I got my first pipeline to build in Jenkins
It finally happened: I got a pipeline to build in Jenkins. The pipeline was just a
Jenkinsfile that echoed some stuff to the console, but it worked.
Stumbling my way through
I had some false starts. I knew that I needed to connect Jenkins to my GitHub repo. The freestyle jobs seemed to have a way to do this, but I had a few problems:
- I didn't understand how authentication worked between Jenkins and GitHub.
- I wanted a pipeline instead of a freestyle job.
- Everything I was reading seemed to indicate that the way to trigger a build was using a webhook from GitHub, but I was running locally so a webhook wouldn't work.
I started tackling the GitHub/Jenkins authentication problem by Googling some tutorials. A YouTube video told me to create a GitHub deploy key, so I ran
ssh-keygen in the container and pasted the public key into GitHub. The video also showed pasting the private key into a textbox in Jenkins, which just felt... wrong. I decided to see if there was a less janky way to handle private keys.
In two posts, I saw a private key option labeled "From the Jenkins master ~/.ssh". This seemed like a reasonable option that wouldn't involve me pasting a private key into the Jenkins UI. Unfortunately, this option wasn't available in my installation of Jenkins. This led me down a multiple-hour rabbit hole trying to find if I was missing a plugin that would enable this option.
Several hours into my search, I found this post, which pointed me to this Jenkins security advisory that said this feature was removed from Jenkins entirely in 2018.
So far, the experience of learning Jenkins reminds me of trying to learn Drupal in 2017 during the big version 7 to 8 transition. Google was so littered with outdated information that it felt hopeless. Today, Jenkins seems to be in a similar spot by trying to support a decade of old workflows while still needing to evolve. At least that's what I'm guessing. On the bright side, the Jenkins community doesn't seem to carry the same vitriol towards newcomers that the Drupal community did when I was learning it.

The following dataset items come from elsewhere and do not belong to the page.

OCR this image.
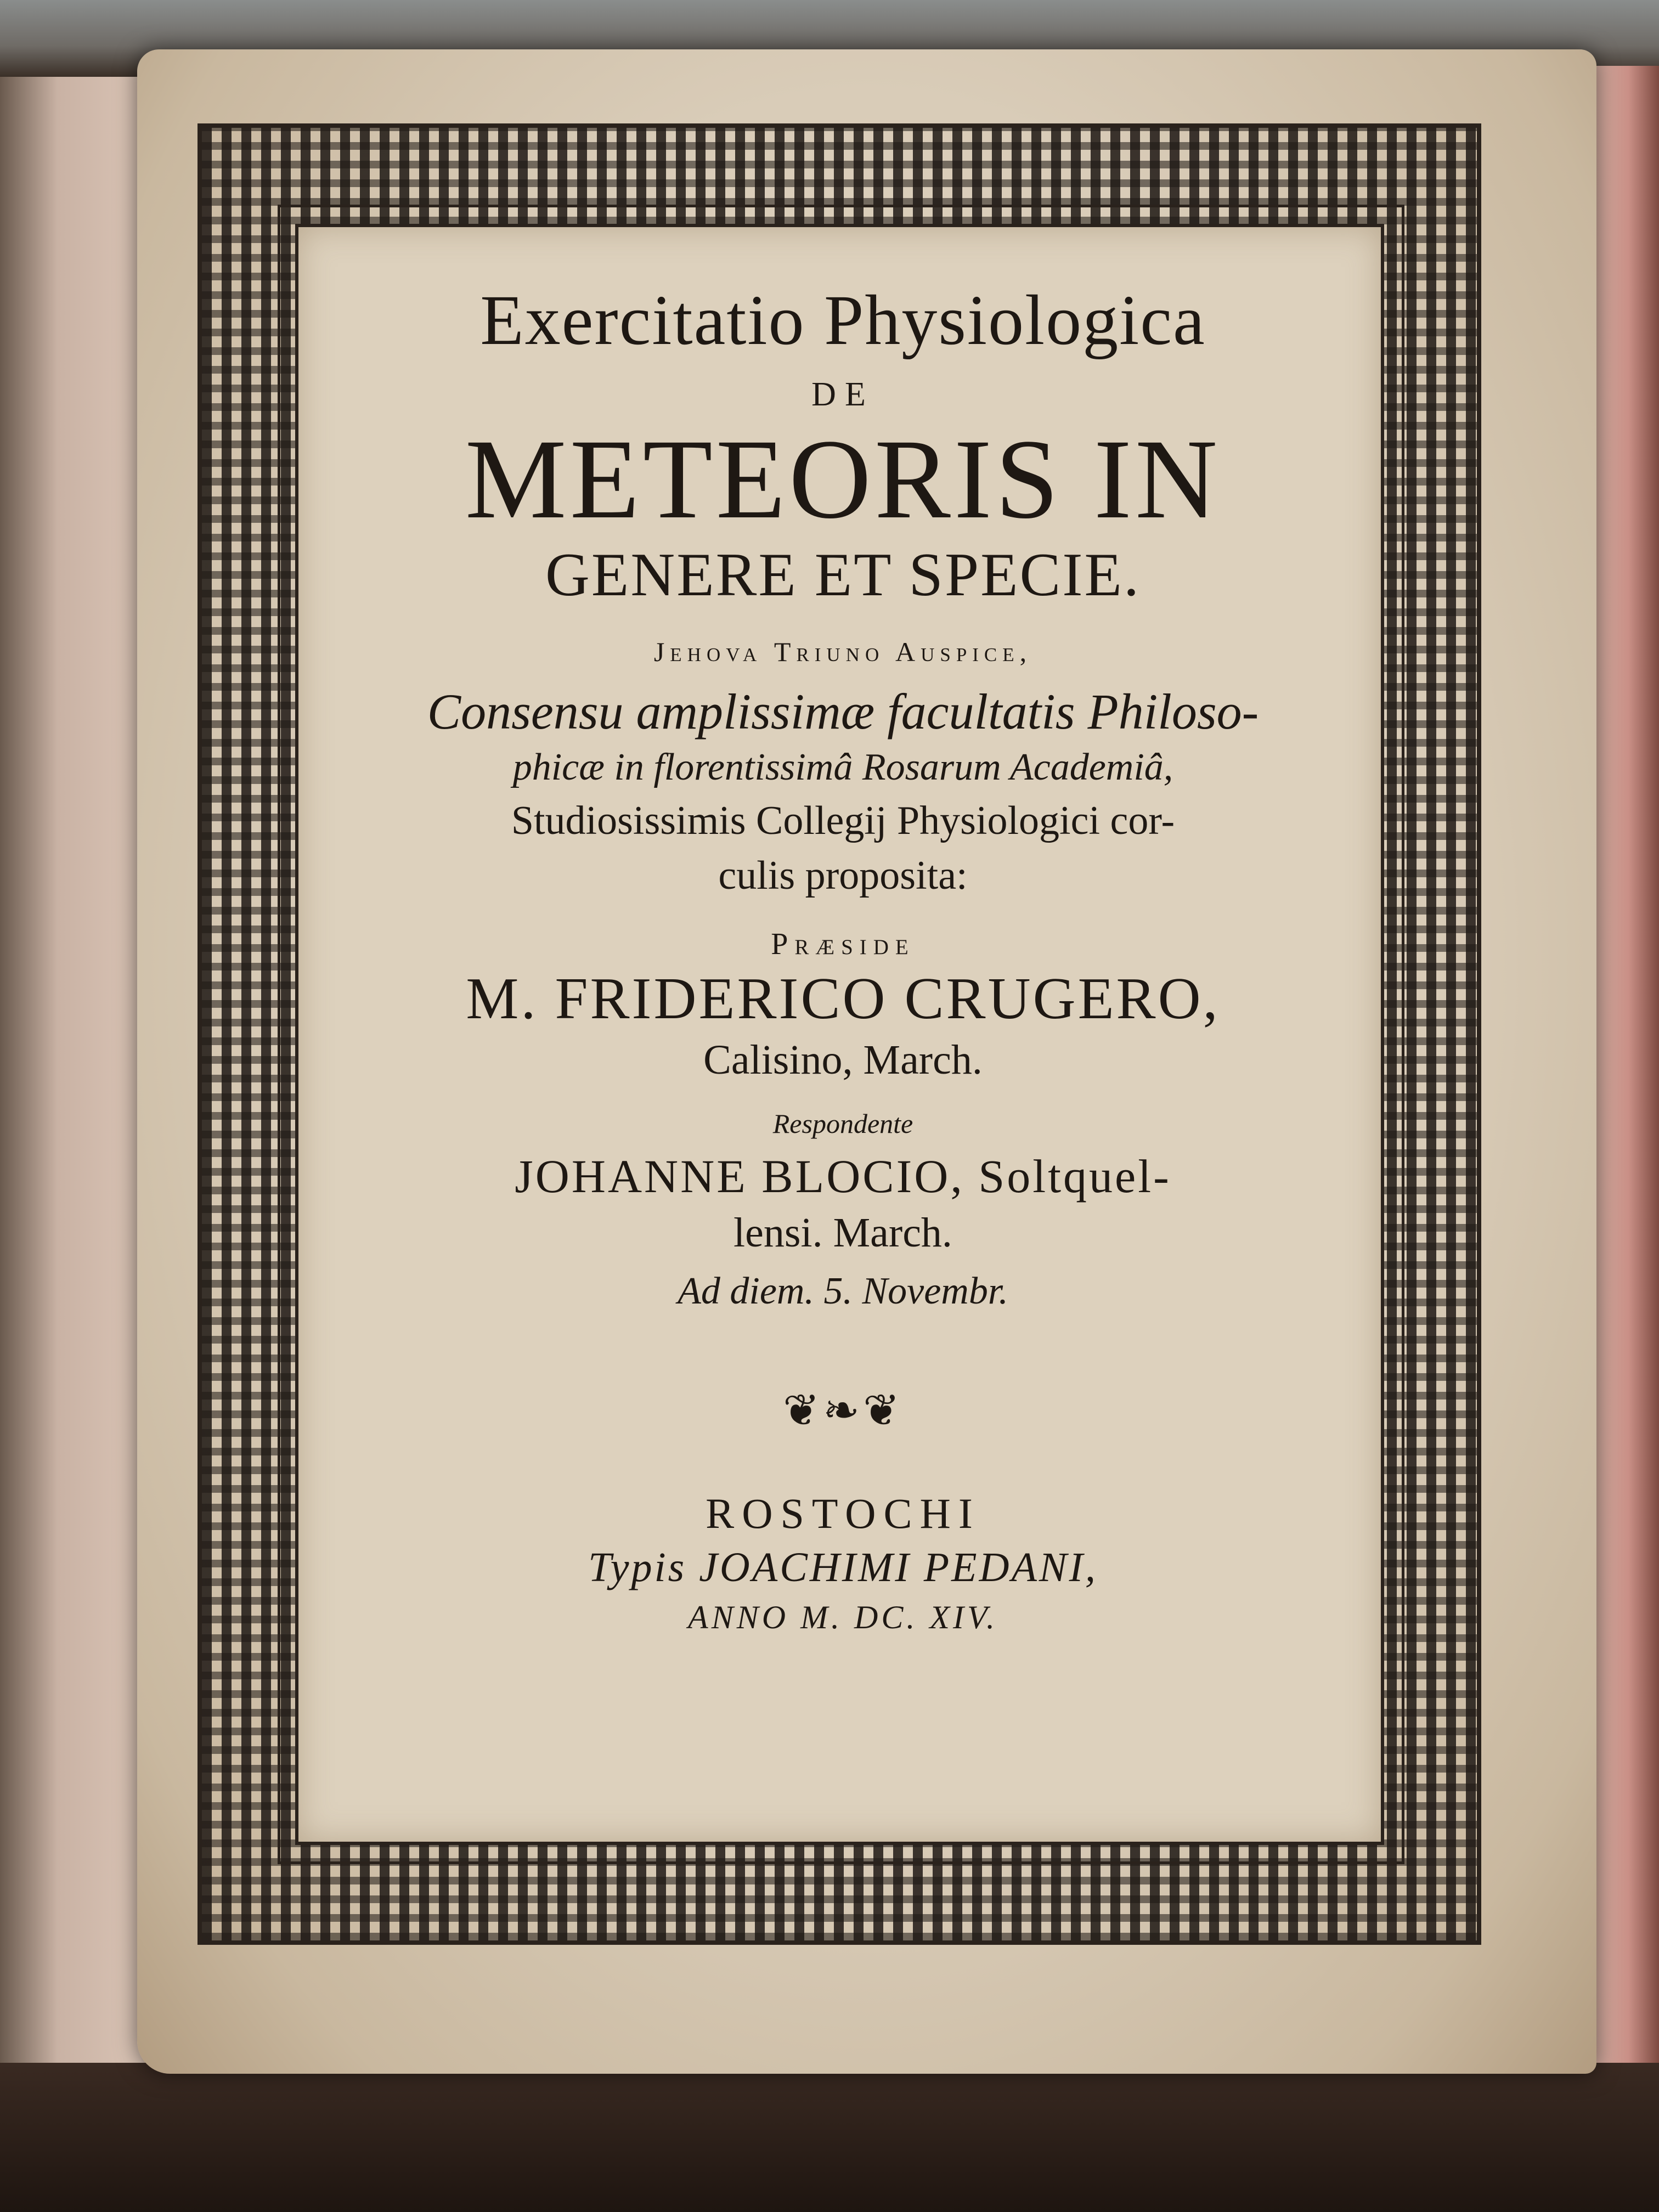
Exercitatio Physiologica
DE
METEORIS IN
GENERE ET SPECIE.
Jehova Triuno Auspice,
Consensu amplissimæ facultatis Philoso-
phicæ in florentissimâ Rosarum Academiâ,
Studiosissimis Collegij Physiologici cor-
culis proposita:
Præside
M. FRIDERICO CRUGERO,
Calisino, March.
Respondente
JOHANNE BLOCIO, Soltquel-
lensi. March.
Ad diem. 5. Novembr.
❦❧❦
ROSTOCHI
Typis JOACHIMI PEDANI,
ANNO M. DC. XIV.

I tried exploring the options for both freestyle jobs and pipelines. I pasted my private key into the Jenkins textbox. I couldn't get anything to work. At this point I basically gave up.
Trying Blue Ocean
I decided that since learning Jenkins was a lost cause, I'd install the Blue Ocean plugin and check that out. It had a much nicer UI than classic Jenkins. I hit the "New Pipeline" button in the Blue Ocean interface, and I'll be damned: it gave me everything that I had been looking for. It prompted me to tell it where I stored my code, and gave me options for GitHub, BitBucket and Git.
I told Blue Ocean that I stored my code in Git, figuring that the GitHub option might rely on webhooks to trigger builds on my non-Internet-accessible server. Blue Ocean then automatically generated a public key, and told me to add that public key to my Git server. I added the public key to GitHub as a deploy key. I was suspicious that this might work, so I created a basic
Jenkinsfile and pushed it to my repo. I finally hit the "Create Pipeline" button.
Everything worked. I was able to run my
I've spent like a week on Jenkins so far and I've FINALLY made some progress 😁😁😁
Next I needed a way to make the pipeline check the repo automatically for changes. I found a Jenkinsfile Gist with some syntax that looked like it was for polling. I copied the code block from the Gist and modified the cron to run once a minute. I pushed the updated Jenkinsfile to GitHub. I then manually triggered this build because I knew that the pipeline wasn't yet checking for changes. With the newest pipeline uploaded, I made another change to my Jenkins file so it would echo something different during the build. Then I waited.
A minute later, Jenkins saw the new changes and rebuilt the project with the new pipeline. I then looked up how to check every five minutes and called it a day. It felt good.
Tomorrow I'll start working on making the containerize Jenkins play nice with the Docker host through a Unix socket.